United Kingdom’s NatWest bank has imposed restrictions on transactions linked to cryptocurrency exchanges, including Binance, according to a report from Reuters published on June 29. The change follows the news of the U.K.’s Financial Conduct Authority (FCA) warning Binance not to carry out regulated operations without a license.
Customers now have a daily limit on the amount of funds they can send to crypto exchanges. It is unclear what this specific amount is, but it is believed to be in the range of a few thousand pounds and depends on the platform. Binance is only one of many platforms that is at the receiving end of this rule change.
A spokesperson told Reuters that the change is a consequence of concerns related to scams and frauds. The source also added that the bank made the decision to protect customers from criminal exploitation, and that it has also blocked payments to a small number of crypto firms. These firms have apparently “seen particularly significant levels of fraud-related harm for our customers.”

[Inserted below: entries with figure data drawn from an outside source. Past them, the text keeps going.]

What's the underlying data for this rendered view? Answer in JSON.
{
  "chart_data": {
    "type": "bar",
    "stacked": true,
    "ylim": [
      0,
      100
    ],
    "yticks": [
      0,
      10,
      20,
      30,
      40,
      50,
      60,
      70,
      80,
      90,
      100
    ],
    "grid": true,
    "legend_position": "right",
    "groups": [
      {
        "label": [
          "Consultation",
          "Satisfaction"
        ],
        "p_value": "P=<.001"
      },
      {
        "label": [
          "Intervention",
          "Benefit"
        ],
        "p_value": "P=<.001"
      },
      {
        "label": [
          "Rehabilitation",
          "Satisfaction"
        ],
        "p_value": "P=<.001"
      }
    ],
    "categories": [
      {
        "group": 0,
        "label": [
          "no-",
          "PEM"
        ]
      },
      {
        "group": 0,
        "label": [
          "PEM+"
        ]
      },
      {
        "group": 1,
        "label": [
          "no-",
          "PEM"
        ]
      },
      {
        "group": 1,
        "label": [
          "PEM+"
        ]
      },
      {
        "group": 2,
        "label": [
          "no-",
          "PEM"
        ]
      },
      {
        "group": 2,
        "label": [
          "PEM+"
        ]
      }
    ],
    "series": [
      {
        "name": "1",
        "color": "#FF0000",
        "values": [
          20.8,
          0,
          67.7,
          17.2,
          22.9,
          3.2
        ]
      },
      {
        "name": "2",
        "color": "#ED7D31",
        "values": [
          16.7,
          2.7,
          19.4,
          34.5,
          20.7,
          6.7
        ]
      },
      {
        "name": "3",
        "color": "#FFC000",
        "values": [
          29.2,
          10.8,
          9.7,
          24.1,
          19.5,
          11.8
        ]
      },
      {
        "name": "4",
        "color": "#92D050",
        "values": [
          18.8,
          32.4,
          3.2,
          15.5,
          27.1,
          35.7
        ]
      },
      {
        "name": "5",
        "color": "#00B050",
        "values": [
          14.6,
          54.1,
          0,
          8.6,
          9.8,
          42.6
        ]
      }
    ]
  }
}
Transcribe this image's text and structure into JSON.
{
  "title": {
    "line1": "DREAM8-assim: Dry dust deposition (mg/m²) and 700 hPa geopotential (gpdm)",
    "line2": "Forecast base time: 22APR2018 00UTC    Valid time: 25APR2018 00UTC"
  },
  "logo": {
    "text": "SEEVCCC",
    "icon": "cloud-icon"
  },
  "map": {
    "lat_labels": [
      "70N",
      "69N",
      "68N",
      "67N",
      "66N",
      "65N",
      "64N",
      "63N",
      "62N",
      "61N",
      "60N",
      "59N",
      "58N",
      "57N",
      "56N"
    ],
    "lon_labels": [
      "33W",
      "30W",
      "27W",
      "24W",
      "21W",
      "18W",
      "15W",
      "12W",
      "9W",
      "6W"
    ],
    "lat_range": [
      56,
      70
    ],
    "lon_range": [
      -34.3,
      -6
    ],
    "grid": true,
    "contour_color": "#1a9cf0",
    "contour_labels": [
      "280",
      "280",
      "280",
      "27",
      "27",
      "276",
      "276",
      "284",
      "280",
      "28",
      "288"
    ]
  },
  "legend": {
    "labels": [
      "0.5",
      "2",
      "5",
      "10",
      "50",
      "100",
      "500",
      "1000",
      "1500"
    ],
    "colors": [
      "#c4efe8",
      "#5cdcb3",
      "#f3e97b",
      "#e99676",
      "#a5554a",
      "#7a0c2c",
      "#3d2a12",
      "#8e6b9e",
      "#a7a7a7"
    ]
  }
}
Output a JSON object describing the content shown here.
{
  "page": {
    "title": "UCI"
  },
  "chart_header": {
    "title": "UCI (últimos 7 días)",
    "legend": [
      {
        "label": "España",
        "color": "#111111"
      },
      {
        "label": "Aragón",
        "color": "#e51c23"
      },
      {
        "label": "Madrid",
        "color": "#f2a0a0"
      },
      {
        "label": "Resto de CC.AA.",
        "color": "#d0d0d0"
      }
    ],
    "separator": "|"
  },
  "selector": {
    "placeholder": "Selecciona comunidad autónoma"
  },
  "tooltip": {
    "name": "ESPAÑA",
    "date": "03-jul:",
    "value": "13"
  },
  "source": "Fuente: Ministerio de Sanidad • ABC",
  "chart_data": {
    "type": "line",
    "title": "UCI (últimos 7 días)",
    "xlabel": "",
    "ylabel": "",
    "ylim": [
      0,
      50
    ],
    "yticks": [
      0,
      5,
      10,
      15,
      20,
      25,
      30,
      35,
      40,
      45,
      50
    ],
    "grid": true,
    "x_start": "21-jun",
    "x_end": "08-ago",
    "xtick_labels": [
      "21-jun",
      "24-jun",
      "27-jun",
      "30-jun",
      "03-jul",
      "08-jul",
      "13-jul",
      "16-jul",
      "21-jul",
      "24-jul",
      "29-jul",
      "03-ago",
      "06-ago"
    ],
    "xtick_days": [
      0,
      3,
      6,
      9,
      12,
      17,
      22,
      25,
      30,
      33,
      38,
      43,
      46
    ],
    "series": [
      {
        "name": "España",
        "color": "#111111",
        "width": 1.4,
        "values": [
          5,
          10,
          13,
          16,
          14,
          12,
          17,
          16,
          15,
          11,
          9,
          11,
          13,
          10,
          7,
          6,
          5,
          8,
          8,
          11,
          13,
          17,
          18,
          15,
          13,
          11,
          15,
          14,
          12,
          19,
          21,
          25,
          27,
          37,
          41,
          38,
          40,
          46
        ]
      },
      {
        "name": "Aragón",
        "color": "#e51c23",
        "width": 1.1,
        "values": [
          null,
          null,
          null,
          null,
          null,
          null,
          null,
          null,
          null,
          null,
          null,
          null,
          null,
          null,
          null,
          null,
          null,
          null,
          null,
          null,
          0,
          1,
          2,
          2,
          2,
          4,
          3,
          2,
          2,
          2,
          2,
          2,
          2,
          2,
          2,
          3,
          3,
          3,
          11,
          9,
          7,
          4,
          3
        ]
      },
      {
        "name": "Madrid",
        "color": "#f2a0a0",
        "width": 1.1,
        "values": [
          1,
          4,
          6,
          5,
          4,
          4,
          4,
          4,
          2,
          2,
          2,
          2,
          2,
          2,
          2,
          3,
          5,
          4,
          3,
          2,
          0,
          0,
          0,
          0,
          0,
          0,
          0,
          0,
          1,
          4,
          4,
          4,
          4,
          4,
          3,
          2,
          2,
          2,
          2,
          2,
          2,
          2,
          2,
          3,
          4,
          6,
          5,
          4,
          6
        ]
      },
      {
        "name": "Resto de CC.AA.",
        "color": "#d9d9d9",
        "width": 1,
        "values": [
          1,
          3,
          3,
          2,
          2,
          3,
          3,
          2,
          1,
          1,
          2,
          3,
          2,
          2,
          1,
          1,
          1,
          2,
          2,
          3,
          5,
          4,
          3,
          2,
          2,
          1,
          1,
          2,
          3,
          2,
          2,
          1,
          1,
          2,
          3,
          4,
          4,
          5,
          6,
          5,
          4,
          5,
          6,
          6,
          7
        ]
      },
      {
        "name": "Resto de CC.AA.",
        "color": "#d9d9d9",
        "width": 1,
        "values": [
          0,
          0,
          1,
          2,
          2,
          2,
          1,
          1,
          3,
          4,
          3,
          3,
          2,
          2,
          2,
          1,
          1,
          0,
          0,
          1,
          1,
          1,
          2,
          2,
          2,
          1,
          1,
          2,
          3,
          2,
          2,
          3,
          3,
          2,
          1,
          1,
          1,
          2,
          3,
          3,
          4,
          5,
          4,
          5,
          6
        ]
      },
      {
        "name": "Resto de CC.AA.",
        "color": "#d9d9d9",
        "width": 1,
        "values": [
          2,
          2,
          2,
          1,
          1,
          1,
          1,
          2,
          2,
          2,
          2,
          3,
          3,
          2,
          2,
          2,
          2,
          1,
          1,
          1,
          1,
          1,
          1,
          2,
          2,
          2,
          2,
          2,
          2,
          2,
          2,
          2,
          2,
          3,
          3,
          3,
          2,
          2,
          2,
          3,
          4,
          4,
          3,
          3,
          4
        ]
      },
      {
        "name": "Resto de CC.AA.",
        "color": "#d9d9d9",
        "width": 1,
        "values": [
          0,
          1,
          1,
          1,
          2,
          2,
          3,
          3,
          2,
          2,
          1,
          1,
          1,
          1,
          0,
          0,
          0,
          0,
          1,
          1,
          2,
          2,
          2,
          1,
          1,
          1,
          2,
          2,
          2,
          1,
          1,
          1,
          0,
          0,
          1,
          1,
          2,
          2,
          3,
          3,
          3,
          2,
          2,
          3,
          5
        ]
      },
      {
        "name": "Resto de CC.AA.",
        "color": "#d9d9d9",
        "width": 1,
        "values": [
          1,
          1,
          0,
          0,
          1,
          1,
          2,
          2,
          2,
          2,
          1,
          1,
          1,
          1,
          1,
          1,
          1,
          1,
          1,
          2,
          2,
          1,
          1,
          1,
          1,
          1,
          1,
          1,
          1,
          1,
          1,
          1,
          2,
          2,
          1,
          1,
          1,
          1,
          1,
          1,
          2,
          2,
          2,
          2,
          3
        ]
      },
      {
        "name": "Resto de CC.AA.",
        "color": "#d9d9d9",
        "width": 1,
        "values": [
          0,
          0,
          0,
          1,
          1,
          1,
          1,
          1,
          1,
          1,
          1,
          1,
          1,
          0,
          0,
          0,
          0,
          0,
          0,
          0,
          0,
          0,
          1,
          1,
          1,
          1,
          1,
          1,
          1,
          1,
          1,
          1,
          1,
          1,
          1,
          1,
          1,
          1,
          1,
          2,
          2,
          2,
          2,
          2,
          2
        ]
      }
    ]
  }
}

The move comes as authorities the world over are focusing their efforts on reining in the crypto market. Binance has been a specific target, given its dominance among crypto exchanges. It has vowed to work with authorities to follow compliance laws, but it’s likely to face some pushback from regulators nonetheless.
Crypto regulations picking up steam
The capping of transactions by NatWest is clearly a result of the regulatory efforts by U.K. authorities, which has ramped up its scrutiny of the market in the past few weeks. Officials in the country have repeatedly said that the market holds dangers for retail investors, being risky and subject to fraud. This is a position that some other countries have also taken, and which have likewise issued new orders.
The Bank of Mexico published a notice recently saying that cryptocurrencies are not currencies and could not be used within the financial system. The country’s finance minister also clarified the same.
The Financial Action Task Force (FATF) has been meeting with officials to discuss crypto with various countries, including Malta. Its concern, which is shared by some governments, is that crypto could be used to facilitate illicit activities.
Meanwhile, countries like South Korea have already implemented several regulatory laws for crypto exchanges. The Asian nation will likely see its first fully regulated exchange in August.
Still, a few countries are warming up to cryptocurrencies, not the least of which is El Salvador, which is marching ahead with its plans to introduce bitcoin into the economy. The country plans to release a digital wallet in September, which would hand citizens $30 in bitcoin after they download it.